SQLite Store (.azs)
All session data lives in a single file: .azureal/sessions.azs. This is a
standard SQLite database using DELETE journal mode, accessible by any SQLite
client. The .azs extension is intentional – it discourages users from
casually browsing or editing the file, signaling that AZUREAL owns the format
and schema.
Lazy Creation
The store file is not created when you open a project. It is created
lazily on first use – specifically, when you create your first session.
Projects that have never had a session will not have a sessions.azs file
(though the .azureal/ directory may still exist for configuration files
like azufig.toml).
Session Numbering
Sessions are numbered sequentially: S1, S2, S3, and so on. These are display identifiers used in the session list and status bar. The numbering is simple and monotonic – there is no reuse of session numbers after deletion.
Schema
The database contains four tables:
sessions
The primary session record.
| Column | Type | Description |
|---|---|---|
id | INTEGER | Primary key, auto-incremented |
name | TEXT | User-assigned session name (or default “Sn”) |
worktree | TEXT | Path to the git worktree this session belongs to |
created | TEXT | ISO 8601 timestamp of session creation |
completed | INTEGER | Boolean success flag (1 = success, 0 = failure, NULL if still active) |
duration_ms | INTEGER | Total session duration in milliseconds |
cost_usd | REAL | Accumulated cost in USD (populated on completion) |
last_claude_uuid | TEXT | UUID of the last Claude JSONL session file (for orphan recovery) |
events
Every prompt, response, tool call, and tool result is stored as an event.
| Column | Type | Description |
|---|---|---|
id | INTEGER | Primary key, auto-incremented |
session_id | INTEGER | Foreign key to sessions.id (with cascade delete) |
seq | INTEGER | Sequence number within the session (monotonically increasing) |
kind | TEXT | Event type (e.g., UserMessage, AssistantText, ToolCall, ToolResult, Complete) |
data | TEXT | Zstd-compressed JSON event payload (stored as blob despite TEXT type) |
char_len | INTEGER | Character length of the original (uncompressed) event data |
A unique constraint on (session_id, seq) prevents duplicate events.
compactions
Compaction summaries that replace older event ranges.

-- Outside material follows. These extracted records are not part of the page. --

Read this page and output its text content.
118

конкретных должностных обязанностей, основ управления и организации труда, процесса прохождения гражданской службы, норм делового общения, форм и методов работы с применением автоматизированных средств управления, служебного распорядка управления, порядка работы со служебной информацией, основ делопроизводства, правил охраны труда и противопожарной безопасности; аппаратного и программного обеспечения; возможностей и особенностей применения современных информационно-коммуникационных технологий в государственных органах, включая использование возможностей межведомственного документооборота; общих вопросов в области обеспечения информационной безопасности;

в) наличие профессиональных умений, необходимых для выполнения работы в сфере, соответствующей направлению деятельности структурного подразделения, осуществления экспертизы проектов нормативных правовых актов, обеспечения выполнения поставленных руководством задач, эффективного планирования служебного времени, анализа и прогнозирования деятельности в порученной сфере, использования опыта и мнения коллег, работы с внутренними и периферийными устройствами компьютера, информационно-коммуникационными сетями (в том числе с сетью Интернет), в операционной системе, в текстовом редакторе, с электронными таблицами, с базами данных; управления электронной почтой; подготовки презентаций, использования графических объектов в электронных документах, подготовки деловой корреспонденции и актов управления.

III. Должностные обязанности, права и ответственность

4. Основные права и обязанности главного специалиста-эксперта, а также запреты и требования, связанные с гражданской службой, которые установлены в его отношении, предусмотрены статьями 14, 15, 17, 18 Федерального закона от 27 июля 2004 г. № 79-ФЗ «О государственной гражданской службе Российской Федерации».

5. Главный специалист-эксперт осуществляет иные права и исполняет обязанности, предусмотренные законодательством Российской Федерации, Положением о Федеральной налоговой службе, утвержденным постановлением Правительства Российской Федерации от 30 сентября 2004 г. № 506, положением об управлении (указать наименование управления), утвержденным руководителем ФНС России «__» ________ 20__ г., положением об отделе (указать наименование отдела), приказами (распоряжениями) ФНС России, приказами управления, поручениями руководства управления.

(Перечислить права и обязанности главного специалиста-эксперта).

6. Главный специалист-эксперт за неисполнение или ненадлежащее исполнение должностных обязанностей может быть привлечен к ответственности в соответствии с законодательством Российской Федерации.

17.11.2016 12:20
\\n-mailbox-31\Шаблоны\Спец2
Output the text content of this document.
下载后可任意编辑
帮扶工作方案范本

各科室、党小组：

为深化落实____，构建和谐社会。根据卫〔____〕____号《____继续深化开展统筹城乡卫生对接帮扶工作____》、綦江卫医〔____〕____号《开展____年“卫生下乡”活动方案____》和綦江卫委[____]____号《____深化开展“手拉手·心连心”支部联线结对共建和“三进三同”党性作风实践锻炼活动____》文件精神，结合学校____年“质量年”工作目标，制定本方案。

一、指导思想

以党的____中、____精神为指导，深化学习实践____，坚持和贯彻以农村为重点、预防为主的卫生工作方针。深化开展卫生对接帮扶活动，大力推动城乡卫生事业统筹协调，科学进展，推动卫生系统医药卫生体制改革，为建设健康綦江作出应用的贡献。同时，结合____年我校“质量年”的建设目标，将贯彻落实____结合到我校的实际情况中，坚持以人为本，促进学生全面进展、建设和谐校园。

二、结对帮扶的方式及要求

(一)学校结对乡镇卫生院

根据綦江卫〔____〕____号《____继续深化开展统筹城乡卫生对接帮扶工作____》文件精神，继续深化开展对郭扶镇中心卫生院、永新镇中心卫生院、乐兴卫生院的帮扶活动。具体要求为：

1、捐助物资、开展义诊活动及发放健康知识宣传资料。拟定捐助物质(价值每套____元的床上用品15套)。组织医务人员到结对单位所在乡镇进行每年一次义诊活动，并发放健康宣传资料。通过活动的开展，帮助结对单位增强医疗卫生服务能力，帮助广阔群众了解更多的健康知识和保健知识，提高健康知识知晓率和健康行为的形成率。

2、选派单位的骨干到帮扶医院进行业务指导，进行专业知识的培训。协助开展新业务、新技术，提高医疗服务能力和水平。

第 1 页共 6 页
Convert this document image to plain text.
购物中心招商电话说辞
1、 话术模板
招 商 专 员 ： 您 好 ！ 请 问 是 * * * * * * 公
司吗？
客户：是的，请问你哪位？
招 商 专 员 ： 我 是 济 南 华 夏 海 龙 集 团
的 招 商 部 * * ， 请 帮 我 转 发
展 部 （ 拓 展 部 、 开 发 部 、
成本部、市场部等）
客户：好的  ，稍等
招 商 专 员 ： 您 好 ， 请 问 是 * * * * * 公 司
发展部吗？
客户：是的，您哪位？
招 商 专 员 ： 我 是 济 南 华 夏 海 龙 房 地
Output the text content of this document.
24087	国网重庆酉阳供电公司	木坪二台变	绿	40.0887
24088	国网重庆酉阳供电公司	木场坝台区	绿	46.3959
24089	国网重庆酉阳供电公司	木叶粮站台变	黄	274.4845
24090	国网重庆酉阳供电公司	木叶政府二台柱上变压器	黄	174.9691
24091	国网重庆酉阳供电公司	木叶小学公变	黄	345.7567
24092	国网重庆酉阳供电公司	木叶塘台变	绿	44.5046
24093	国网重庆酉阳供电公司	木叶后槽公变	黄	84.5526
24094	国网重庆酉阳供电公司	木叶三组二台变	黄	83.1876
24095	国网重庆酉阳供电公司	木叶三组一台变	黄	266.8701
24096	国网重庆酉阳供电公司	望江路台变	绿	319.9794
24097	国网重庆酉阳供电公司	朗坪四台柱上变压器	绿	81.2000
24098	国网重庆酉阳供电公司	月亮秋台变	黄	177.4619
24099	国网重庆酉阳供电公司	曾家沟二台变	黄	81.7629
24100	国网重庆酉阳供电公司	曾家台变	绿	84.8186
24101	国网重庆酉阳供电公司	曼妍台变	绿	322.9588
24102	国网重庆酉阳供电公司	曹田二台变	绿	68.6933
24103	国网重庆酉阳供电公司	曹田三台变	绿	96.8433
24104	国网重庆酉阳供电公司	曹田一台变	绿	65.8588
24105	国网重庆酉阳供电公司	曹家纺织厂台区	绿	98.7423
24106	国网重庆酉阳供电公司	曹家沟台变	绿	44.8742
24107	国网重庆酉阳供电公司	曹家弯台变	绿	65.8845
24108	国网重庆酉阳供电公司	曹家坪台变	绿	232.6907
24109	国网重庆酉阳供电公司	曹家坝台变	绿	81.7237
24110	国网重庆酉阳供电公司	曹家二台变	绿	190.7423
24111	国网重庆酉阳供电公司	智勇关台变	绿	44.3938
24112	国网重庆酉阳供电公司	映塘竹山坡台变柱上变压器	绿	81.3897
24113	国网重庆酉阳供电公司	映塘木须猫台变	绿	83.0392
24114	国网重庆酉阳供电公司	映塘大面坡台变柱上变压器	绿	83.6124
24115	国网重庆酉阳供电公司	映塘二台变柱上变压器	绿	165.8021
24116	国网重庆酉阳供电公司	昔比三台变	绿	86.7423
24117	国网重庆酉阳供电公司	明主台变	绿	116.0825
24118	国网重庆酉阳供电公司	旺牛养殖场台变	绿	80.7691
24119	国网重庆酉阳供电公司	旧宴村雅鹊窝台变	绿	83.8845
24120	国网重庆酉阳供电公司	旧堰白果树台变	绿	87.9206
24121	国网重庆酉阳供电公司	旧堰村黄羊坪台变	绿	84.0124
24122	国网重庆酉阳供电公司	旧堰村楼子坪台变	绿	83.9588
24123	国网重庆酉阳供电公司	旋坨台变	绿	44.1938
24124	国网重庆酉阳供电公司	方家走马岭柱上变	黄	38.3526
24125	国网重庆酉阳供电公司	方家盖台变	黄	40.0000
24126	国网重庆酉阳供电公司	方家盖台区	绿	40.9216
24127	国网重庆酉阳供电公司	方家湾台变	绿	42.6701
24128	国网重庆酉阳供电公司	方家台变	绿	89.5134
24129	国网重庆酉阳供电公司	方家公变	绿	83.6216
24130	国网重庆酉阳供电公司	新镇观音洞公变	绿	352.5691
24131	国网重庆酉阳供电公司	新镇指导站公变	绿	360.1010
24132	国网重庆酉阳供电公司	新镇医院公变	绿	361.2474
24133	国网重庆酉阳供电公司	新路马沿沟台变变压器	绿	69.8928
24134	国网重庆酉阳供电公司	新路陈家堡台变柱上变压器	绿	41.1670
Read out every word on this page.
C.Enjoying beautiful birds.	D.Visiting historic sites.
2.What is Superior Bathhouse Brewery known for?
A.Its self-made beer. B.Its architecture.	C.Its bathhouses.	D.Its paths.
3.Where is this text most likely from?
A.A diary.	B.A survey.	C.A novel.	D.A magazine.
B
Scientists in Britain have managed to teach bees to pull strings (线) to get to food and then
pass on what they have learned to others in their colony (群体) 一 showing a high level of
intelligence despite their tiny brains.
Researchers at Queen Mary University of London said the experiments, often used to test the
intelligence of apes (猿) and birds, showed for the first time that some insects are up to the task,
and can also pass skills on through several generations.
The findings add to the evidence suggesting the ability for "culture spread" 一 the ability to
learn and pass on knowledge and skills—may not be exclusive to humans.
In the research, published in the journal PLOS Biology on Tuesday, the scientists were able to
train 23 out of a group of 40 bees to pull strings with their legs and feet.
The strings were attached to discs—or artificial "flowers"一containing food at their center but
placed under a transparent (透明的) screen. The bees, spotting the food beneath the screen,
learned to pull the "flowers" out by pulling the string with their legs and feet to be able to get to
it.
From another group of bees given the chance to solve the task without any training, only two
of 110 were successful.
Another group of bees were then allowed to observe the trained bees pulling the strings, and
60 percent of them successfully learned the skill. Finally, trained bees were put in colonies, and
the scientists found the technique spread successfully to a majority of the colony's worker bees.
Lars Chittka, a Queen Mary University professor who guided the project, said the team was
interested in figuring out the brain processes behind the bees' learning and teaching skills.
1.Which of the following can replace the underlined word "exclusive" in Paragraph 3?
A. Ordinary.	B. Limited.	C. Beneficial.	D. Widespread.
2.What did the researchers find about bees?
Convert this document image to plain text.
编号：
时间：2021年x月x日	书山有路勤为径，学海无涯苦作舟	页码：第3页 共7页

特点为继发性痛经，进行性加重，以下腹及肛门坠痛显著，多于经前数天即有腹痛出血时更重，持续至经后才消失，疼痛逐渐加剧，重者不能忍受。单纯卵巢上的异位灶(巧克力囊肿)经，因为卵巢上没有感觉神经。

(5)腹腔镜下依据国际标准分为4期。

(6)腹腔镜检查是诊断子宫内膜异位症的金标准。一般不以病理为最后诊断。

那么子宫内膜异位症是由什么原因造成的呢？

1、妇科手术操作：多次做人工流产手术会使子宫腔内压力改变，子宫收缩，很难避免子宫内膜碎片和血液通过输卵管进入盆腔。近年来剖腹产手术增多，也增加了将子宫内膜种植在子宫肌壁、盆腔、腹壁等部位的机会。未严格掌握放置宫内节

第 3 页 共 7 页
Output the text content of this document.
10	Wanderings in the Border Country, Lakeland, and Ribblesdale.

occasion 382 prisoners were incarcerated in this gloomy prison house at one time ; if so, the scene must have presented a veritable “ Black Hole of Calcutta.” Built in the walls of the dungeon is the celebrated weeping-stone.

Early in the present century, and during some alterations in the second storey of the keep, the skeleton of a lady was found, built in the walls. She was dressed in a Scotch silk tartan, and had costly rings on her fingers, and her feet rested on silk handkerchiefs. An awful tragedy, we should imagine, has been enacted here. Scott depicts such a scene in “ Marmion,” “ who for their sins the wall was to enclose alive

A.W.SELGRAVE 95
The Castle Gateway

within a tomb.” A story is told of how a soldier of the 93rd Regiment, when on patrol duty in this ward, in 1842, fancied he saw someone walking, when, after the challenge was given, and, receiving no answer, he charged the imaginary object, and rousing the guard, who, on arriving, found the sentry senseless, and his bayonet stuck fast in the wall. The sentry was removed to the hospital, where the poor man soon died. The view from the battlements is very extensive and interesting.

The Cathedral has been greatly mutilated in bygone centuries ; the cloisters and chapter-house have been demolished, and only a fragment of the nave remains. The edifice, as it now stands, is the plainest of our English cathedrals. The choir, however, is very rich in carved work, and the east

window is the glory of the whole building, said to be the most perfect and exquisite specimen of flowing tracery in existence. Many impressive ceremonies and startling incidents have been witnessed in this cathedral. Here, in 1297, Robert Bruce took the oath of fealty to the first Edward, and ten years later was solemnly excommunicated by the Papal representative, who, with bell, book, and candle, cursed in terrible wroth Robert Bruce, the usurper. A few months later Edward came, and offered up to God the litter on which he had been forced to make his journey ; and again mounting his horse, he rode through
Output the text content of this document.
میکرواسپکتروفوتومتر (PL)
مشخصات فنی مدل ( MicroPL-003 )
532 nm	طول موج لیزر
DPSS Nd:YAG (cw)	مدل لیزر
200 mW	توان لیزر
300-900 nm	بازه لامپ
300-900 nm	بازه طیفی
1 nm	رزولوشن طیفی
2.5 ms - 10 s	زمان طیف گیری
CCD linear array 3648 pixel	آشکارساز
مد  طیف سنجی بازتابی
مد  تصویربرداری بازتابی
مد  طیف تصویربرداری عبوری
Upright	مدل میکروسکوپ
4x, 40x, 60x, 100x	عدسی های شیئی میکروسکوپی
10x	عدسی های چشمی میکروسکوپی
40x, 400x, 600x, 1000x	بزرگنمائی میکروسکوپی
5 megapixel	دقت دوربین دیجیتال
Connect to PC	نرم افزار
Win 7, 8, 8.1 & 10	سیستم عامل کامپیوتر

| Column | Type | Description |
|---|---|---|
id | INTEGER | Primary key, auto-incremented |
session_id | INTEGER | Foreign key to sessions.id (with cascade delete) |
after_seq | INTEGER | The sequence number after which events were compacted |
summary | TEXT | The 2000–4000 character compaction summary |
created | TEXT | ISO 8601 timestamp of when the compaction was stored |
meta
Key-value store for runtime state and schema versioning.
| Column | Type | Description |
|---|---|---|
key | TEXT | Metadata key |
value | TEXT | Metadata value |
The primary key stored here is schema_version, which tracks the database
schema version for migrations. Other runtime state such as the active session
ID and PID-to-session mappings are held in memory on the App struct, not
persisted to the database.
Event Storage and Compaction
Events are not stored verbatim from the agent’s JSONL output. Before
serialization, append_events() applies compact_event() to each event,
which reduces storage size by truncating event content to match what the UI
actually renders:
ToolResult Truncation
| Tool | Truncation Rule |
|---|---|
| Read | First line + last line only |
| Bash | Last 2 lines only |
| Grep | First 3 lines only |
| Glob | File count only (individual paths discarded) |
| Task | First 5 lines only |
| Default (all others) | First 3 lines |
ToolCall Input Stripping
Tool call inputs are stripped down to their key field only. Two exceptions:
- Edit – preserved in full, because the session pane renders diffs from
the
old_stringandnew_stringfields. - Write – summarized rather than stored verbatim, since file contents can be arbitrarily large.
This compaction is applied at ingestion time, not at query time. The stored events are already in their compact form.
Completion Persistence
When an agent process sends a Complete event, AZUREAL calls
mark_completed(session_id, duration_ms, cost_usd) on the store. This
populates the completed, duration_ms, and cost_usd columns in the
sessions table.
The session list in the UI reads these fields to render completion badges:
- Green check – session completed successfully.
- Red X – session completed with a failure status.
Sessions that have not yet completed (or are still active) show no badge.